INSPECTIONS IN IRAQ: A PRIMER
Since the first Gulf crisis in 1991, the Bulletin has closely followed the efforts of arms inspectors to uncover Iraq's illicit weapons programs.
Masters of Deception By David Albright, May/June 1998
By 1998, many believed that Iraq's nuclear program had been dismantled and most if not all of the program's materials and equipment destroyed. But in a seven-year-plus effort, inspectors from the U.N. Special Commission and the International Atomic Energy Agency Action Team had to work through so many layers of deception, and received so many different "full, final, and complete declarations" from the Iraqis, that they had no doubt Iraq was still hiding important information.
The Hijacking of UNSCOM By Susan Wright, July/August 1999
The work of the U.N. Special Commission (UNSCOM) charged with disarming Iraq's chemical and biological weapons programs came to an untimely end in December 1998. According to Wright, "UNSCOM's downfall resulted not only from the use of its work to justify . . . the bombing of Iraq by the United States and Britain, but also because of the gradual blurring of organizational and operational boundaries that needed to be kept pristinely clear."
Inside Saddam's Secret Nuclear Program By Khidir Hamza, September/October 1998
Has Iraq Come Clean at Last? By David Albright & Robert Kelley, November/December 1995
Iraqi defectors, including weapons scientists and military officials, have been a key source of information for weapons inspectors over the years. In 1994, the nuclear scientist Khidir Hamza escaped, eventually revealing to the world how Saddam Hussein had systematically hoodwinked the International Atomic Energy Agency. A year later, Gen.
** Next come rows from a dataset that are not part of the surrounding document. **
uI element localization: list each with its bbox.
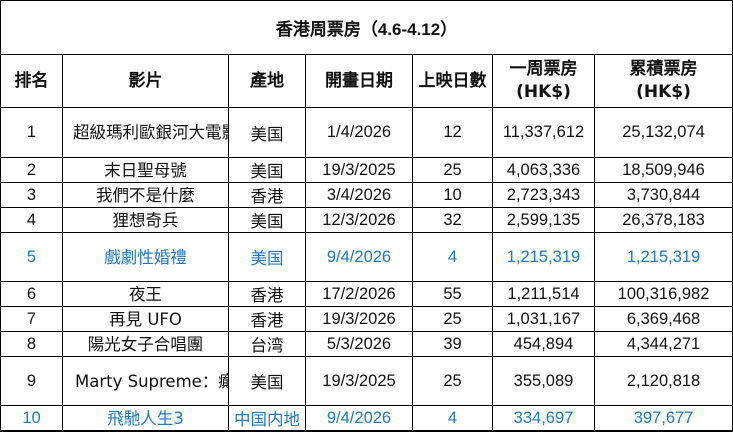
cell-weekly-gross: 334,697 bbox=[492, 405, 595, 432]
cell-weekly-gross: 454,894 bbox=[492, 331, 595, 357]
cell-weekly-gross: 355,089 bbox=[492, 356, 595, 406]
cell-cumulative-gross: 6,369,468 bbox=[593, 306, 733, 332]
cell-film: 夜王 bbox=[62, 281, 229, 307]
cell-release-date: 9/4/2026 bbox=[305, 405, 413, 432]
header-weekly-label: 一周票房 bbox=[509, 59, 578, 79]
header-cumulative-unit: (HK$) bbox=[636, 82, 691, 102]
cell-film: 飛馳人生3 bbox=[62, 405, 229, 432]
cell-days: 39 bbox=[412, 331, 493, 357]
cell-rank: 10 bbox=[0, 405, 63, 432]
cell-origin: 台湾 bbox=[228, 331, 306, 357]
cell-origin: 香港 bbox=[228, 281, 306, 307]
cell-days: 55 bbox=[412, 281, 493, 307]
cell-release-date: 19/3/2025 bbox=[305, 356, 413, 406]
cell-release-date: 19/3/2026 bbox=[305, 306, 413, 332]
header-row: 排名 影片 產地 開畫日期 上映日數 一周票房 (HK$) 累積票房 (HK$) bbox=[0, 54, 733, 108]
cell-rank: 2 bbox=[0, 157, 63, 183]
table-row-new-release: 10 飛馳人生3 中国内地 9/4/2026 4 334,697 397,677 bbox=[0, 405, 733, 432]
cell-origin: 香港 bbox=[228, 306, 306, 332]
table-row: 9 Marty Supreme：癲造之才 美国 19/3/2025 25 355… bbox=[0, 356, 733, 406]
cell-film: 再見 UFO bbox=[62, 306, 229, 332]
cell-cumulative-gross: 3,730,844 bbox=[593, 182, 733, 208]
cell-release-date: 19/3/2025 bbox=[305, 157, 413, 183]
header-origin: 產地 bbox=[228, 54, 306, 108]
header-rank: 排名 bbox=[0, 54, 63, 108]
cell-cumulative-gross: 100,316,982 bbox=[593, 281, 733, 307]
table-title: 香港周票房（4.6-4.12） bbox=[0, 0, 733, 55]
table-row: 7 再見 UFO 香港 19/3/2026 25 1,031,167 6,369… bbox=[0, 306, 733, 332]
cell-cumulative-gross: 26,378,183 bbox=[593, 207, 733, 233]
cell-release-date: 17/2/2026 bbox=[305, 281, 413, 307]
cell-days: 32 bbox=[412, 207, 493, 233]
cell-cumulative-gross: 2,120,818 bbox=[593, 356, 733, 406]
table-row: 4 狸想奇兵 美国 12/3/2026 32 2,599,135 26,378,… bbox=[0, 207, 733, 233]
cell-cumulative-gross: 18,509,946 bbox=[593, 157, 733, 183]
cell-film: 超級瑪利歐銀河大電影 bbox=[62, 107, 229, 158]
cell-release-date: 1/4/2026 bbox=[305, 107, 413, 158]
header-cumulative-label: 累積票房 bbox=[629, 59, 698, 79]
cell-film: 陽光女子合唱團 bbox=[62, 331, 229, 357]
cell-rank: 7 bbox=[0, 306, 63, 332]
cell-rank: 9 bbox=[0, 356, 63, 406]
header-weekly-gross: 一周票房 (HK$) bbox=[492, 54, 595, 108]
box-office-table: 香港周票房（4.6-4.12） 排名 影片 產地 開畫日期 上映日數 一周票房 … bbox=[0, 0, 733, 432]
cell-days: 25 bbox=[412, 306, 493, 332]
cell-days: 25 bbox=[412, 356, 493, 406]
cell-release-date: 5/3/2026 bbox=[305, 331, 413, 357]
cell-weekly-gross: 2,723,343 bbox=[492, 182, 595, 208]
cell-weekly-gross: 2,599,135 bbox=[492, 207, 595, 233]
header-release-date: 開畫日期 bbox=[305, 54, 413, 108]
cell-film: Marty Supreme：癲造之才 bbox=[62, 356, 229, 406]
cell-rank: 1 bbox=[0, 107, 63, 158]
cell-cumulative-gross: 397,677 bbox=[593, 405, 733, 432]
cell-rank: 6 bbox=[0, 281, 63, 307]
header-days: 上映日數 bbox=[412, 54, 493, 108]
cell-days: 4 bbox=[412, 405, 493, 432]
cell-days: 25 bbox=[412, 157, 493, 183]
cell-release-date: 12/3/2026 bbox=[305, 207, 413, 233]
cell-origin: 美国 bbox=[228, 356, 306, 406]
table-row-new-release: 5 戲劇性婚禮 美国 9/4/2026 4 1,215,319 1,215,31… bbox=[0, 232, 733, 282]
cell-origin: 美国 bbox=[228, 107, 306, 158]
cell-cumulative-gross: 1,215,319 bbox=[593, 232, 733, 282]
table-row: 3 我們不是什麼 香港 3/4/2026 10 2,723,343 3,730,… bbox=[0, 182, 733, 208]
cell-rank: 5 bbox=[0, 232, 63, 282]
header-weekly-unit: (HK$) bbox=[516, 82, 571, 102]
cell-days: 10 bbox=[412, 182, 493, 208]
header-cumulative-gross: 累積票房 (HK$) bbox=[593, 54, 733, 108]
cell-film: 我們不是什麼 bbox=[62, 182, 229, 208]
cell-days: 4 bbox=[412, 232, 493, 282]
table-row: 8 陽光女子合唱團 台湾 5/3/2026 39 454,894 4,344,2… bbox=[0, 331, 733, 357]
cell-release-date: 3/4/2026 bbox=[305, 182, 413, 208]
cell-weekly-gross: 1,031,167 bbox=[492, 306, 595, 332]
cell-weekly-gross: 11,337,612 bbox=[492, 107, 595, 158]
table-row: 1 超級瑪利歐銀河大電影 美国 1/4/2026 12 11,337,612 2… bbox=[0, 107, 733, 158]
header-film: 影片 bbox=[62, 54, 229, 108]
cell-weekly-gross: 1,215,319 bbox=[492, 232, 595, 282]
cell-days: 12 bbox=[412, 107, 493, 158]
cell-film: 狸想奇兵 bbox=[62, 207, 229, 233]
cell-origin: 中国内地 bbox=[228, 405, 306, 432]
table-row: 6 夜王 香港 17/2/2026 55 1,211,514 100,316,9… bbox=[0, 281, 733, 307]
cell-film: 戲劇性婚禮 bbox=[62, 232, 229, 282]
cell-rank: 3 bbox=[0, 182, 63, 208]
cell-weekly-gross: 4,063,336 bbox=[492, 157, 595, 183]
cell-rank: 8 bbox=[0, 331, 63, 357]
cell-release-date: 9/4/2026 bbox=[305, 232, 413, 282]
cell-cumulative-gross: 25,132,074 bbox=[593, 107, 733, 158]
cell-rank: 4 bbox=[0, 207, 63, 233]
title-row: 香港周票房（4.6-4.12） bbox=[0, 0, 733, 55]
cell-origin: 美国 bbox=[228, 232, 306, 282]
cell-origin: 美国 bbox=[228, 207, 306, 233]
cell-origin: 香港 bbox=[228, 182, 306, 208]
cell-weekly-gross: 1,211,514 bbox=[492, 281, 595, 307]
table-row: 2 末日聖母號 美国 19/3/2025 25 4,063,336 18,509… bbox=[0, 157, 733, 183]
cell-cumulative-gross: 4,344,271 bbox=[593, 331, 733, 357]
cell-film: 末日聖母號 bbox=[62, 157, 229, 183]
cell-origin: 美国 bbox=[228, 157, 306, 183]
Hussein Kamel, the former head of the Iraqi Ministry of Industry and Military Industrialization, fled to Jordan. He revealed that in the spring of 1991, Iraq had decided to embark on a crash program to build a single nuclear weapon. Kamel's defection prompted Iraq to release a massive cache of documents, which according to Albright and Kelley ("Has Iraq Come Clean at Last?") showed that if Iraq had not invaded Kuwait, "thus touching off retaliatory measures, Iraq's long-range nuclear weapons program might have produced enough highly enriched uranium by 1996 for a small nuclear arsenal."
Iraq's Shop-Till-You-Drop Nuclear Program By David Albright & Mark Hibbs, April 1992
Hans Blix, the chief U.N. weapons inspector, announced on December 10, 2002, that he would not reveal the names of foreign arms suppliers listed by Iraq on its weapons declaration because it might cause the suppliers to clam up when interrogated. Blix told the U.N. Security Council that if the inspectors "were given the names publicly, then they would never get another supplier to give them information." In this 1992 article, Albright and Hibbs discuss what was learned about Iraq's foreign suppliers during inspections that followed the Gulf War. "Western companies and governments, particularly Germany, do not want to be embarrassed by public revelations about their involvement with Iraq's nuclear program," the authors wrote. "Firms fear that commercial secrets will leak out. But exposing the way Iraq tried to buy itself a nuclear weapons program is critical to determining where export controls failed-or worked-and what improvements are needed if the Iraqi experience is not to be repeated."
Iraq and the Bomb: Were They Even Close? By David Albright & Mark Hibbs, March 1991
The current U.S. administration claims that it has evidence that Iraq is close to building a nuclear bomb. But the evidence revealed to the public so far-like Iraq's attempts to purchase specially designed aluminum tubes-seems to point in the opposite direction: that the country is still years away from having a nuclear capability. This wouldn't be the first time that the United States has made exaggerated claims regarding Iraq's weapons capabilities: In the months leading up to the 1991 Gulf War, then-President George H. W. Bush argued that military force was necessary because of "Saddam Hussein's nuclear bomb potential." But according to Albright and Hibbs, at the time of the U.S. attack in January 1991, Iraq was still "many years away from developing usable nuclear weapons."